ひとり車をころがして家を訪ねるに当たり、路傍の住民に道を尋ねても必要かつ十分な情報を引きだせず、うろうろする。
もっとも、住民はひとクセもななクセもある男ばかりだ。カフェであいている席の隣人に座ってよいかと問えば、老人は疑わしげな目で見て「自由の国だからな」と答えたりする。ここに浮き彫りされるのは、アイルランドの片田舎に住まう男たちに独特の偏屈ぶりだ。もっとも、女だって油断できない。あまり飲めない主人公がパブでテッドを待ち受けていると、女性バーテンは言葉たくみに主人公をたちまち酔っぱらわせてしまう。
要するに、主人公は代々の名探偵のパロディでなのだ。その迷推理たるや、いずれも針小棒大な論法で、ことごとく論破されるのは当然だ。快刀乱麻を断つタルムード的論法で事件を解決する名探偵、デイヴィッド・スモールを生んだハリイ・ケメルマンが本書を読んだら、ガックリするだろう。

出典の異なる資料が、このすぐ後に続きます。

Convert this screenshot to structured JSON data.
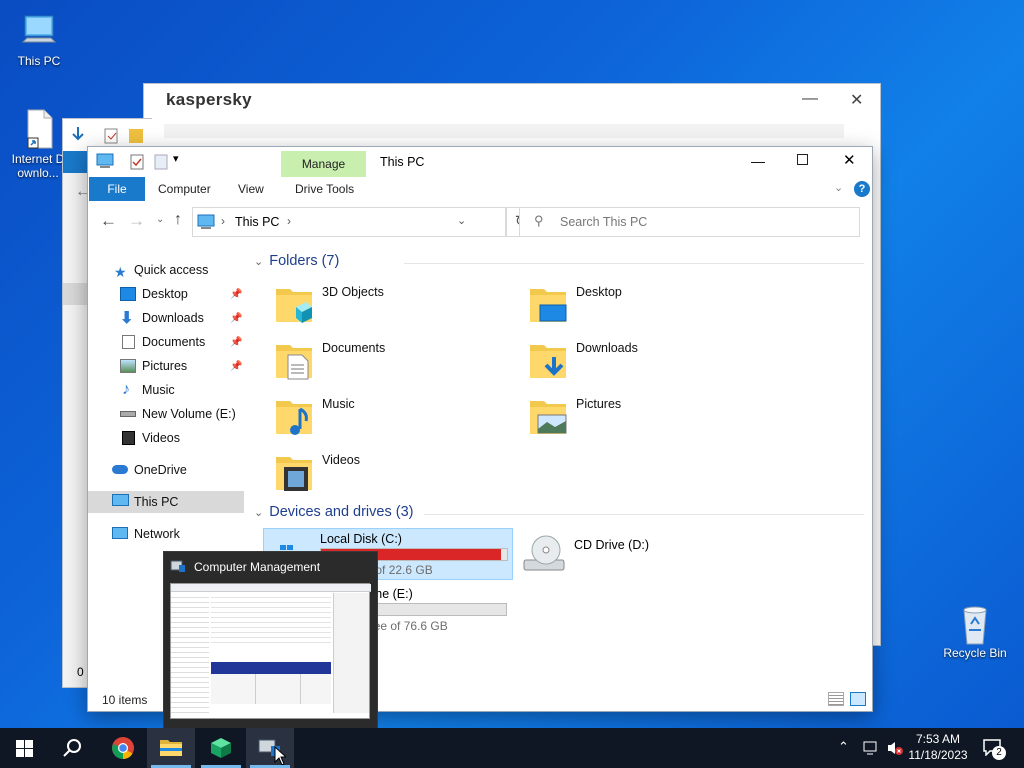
{
  "desktop": {
    "icons": [
      {
        "label": "This PC",
        "icon": "computer-icon"
      },
      {
        "label": "Internet Downlo...",
        "icon": "shortcut-file-icon"
      },
      {
        "label": "Recycle Bin",
        "icon": "recycle-bin-icon"
      }
    ]
  },
  "kaspersky": {
    "title": "kaspersky",
    "minimize": "—",
    "close": "✕"
  },
  "explorer": {
    "title": "This PC",
    "qat_icons": [
      "computer-icon",
      "properties-icon",
      "new-folder-icon",
      "dropdown-icon"
    ],
    "context_tab": "Manage",
    "tabs": {
      "file": "File",
      "computer": "Computer",
      "view": "View",
      "drive_tools": "Drive Tools"
    },
    "address": {
      "location": "This PC",
      "separator": "›"
    },
    "search": {
      "placeholder": "Search This PC"
    },
    "nav": [
      {
        "label": "Quick access",
        "icon": "star-icon"
      },
      {
        "label": "Desktop",
        "icon": "desktop-icon",
        "pinned": true
      },
      {
        "label": "Downloads",
        "icon": "download-arrow-icon",
        "pinned": true
      },
      {
        "label": "Documents",
        "icon": "documents-icon",
        "pinned": true
      },
      {
        "label": "Pictures",
        "icon": "pictures-icon",
        "pinned": true
      },
      {
        "label": "Music",
        "icon": "music-icon"
      },
      {
        "label": "New Volume (E:)",
        "icon": "drive-icon"
      },
      {
        "label": "Videos",
        "icon": "videos-icon"
      },
      {
        "label": "OneDrive",
        "icon": "cloud-icon"
      },
      {
        "label": "This PC",
        "icon": "computer-icon",
        "selected": true
      },
      {
        "label": "Network",
        "icon": "network-icon"
      }
    ],
    "folders_header": "Folders (7)",
    "folders": [
      {
        "label": "3D Objects",
        "icon": "3d-objects-folder-icon"
      },
      {
        "label": "Desktop",
        "icon": "desktop-folder-icon"
      },
      {
        "label": "Documents",
        "icon": "documents-folder-icon"
      },
      {
        "label": "Downloads",
        "icon": "downloads-folder-icon"
      },
      {
        "label": "Music",
        "icon": "music-folder-icon"
      },
      {
        "label": "Pictures",
        "icon": "pictures-folder-icon"
      },
      {
        "label": "Videos",
        "icon": "videos-folder-icon"
      }
    ],
    "drives_header": "Devices and drives (3)",
    "drives": [
      {
        "label": "Local Disk (C:)",
        "free": "0 MB free of 22.6 GB",
        "used_fraction": 0.97,
        "color": "#da2626"
      },
      {
        "label": "CD Drive (D:)"
      },
      {
        "label": "New Volume (E:)",
        "free": "76.6 GB free of 76.6 GB",
        "used_fraction": 0.0,
        "color": "#26a0da"
      }
    ],
    "status": "10 items"
  },
  "thumbnail": {
    "title": "Computer Management"
  },
  "taskbar": {
    "apps": [
      "start-icon",
      "search-icon",
      "chrome-icon",
      "file-explorer-icon",
      "cube-app-icon",
      "computer-management-icon"
    ],
    "time": "7:53 AM",
    "date": "11/18/2023",
    "notification_count": "2"
  }
}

足をつかって調べてまわればドジを踏んでばかりの主人公に、フレンチ警部とおなじ国民とは思えない、と慨嘆する向きもあるだろう。
つまり、主人公イスラエル君は、とうてい名探偵とはいえない私であり、あなたである。取り柄は本に対する情熱しかない。
しかし、ショーペンハウエルもいうように、愚行も徹底すれば偉大にいたるのである。主人公の猪突猛進は、意外な結果をうむ。

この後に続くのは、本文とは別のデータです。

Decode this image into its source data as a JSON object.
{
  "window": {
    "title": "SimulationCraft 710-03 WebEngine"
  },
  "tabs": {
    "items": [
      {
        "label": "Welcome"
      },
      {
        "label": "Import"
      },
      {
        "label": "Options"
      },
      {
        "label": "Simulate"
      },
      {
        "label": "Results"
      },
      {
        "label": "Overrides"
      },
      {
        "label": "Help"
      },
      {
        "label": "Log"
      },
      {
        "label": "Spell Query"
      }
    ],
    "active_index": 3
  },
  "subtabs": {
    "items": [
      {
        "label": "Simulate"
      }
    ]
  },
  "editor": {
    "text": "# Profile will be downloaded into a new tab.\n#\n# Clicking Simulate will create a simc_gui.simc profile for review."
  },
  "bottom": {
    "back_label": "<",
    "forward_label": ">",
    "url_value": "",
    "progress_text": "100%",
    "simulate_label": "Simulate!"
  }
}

キーワードは地域社会である。ラビ・シリーズのユダヤ人社会に対応するのがラスケルテアル市タムドラム地区である。
生き馬の目をぬく面々に揉まれているうちに、イスラエル君はだんだんタムドラム地区とその住民に愛着を覚えるようになる。そして住民もまた、イスラエル君という異邦人を信頼してよいと理解するにいたる。その結果、事件の真相は忽然と明らかになるのだ。それは、ひとりの異邦人と片田舎の住民の双方にとって、新たな出発の合図であった。
ミステリーにおける人間関係は、とかく閉鎖的になりがちなのだが、この点、本書は風とおしがよい。
学校を出たての新人もフリーターも、酸いも甘いもかみ分けた苦労人も本書を楽しめる。切れ味のよさをオブラートに包んだ会話が、テンポよく、読者をして冒頭から結末まで一気に読みとおさせてしまう。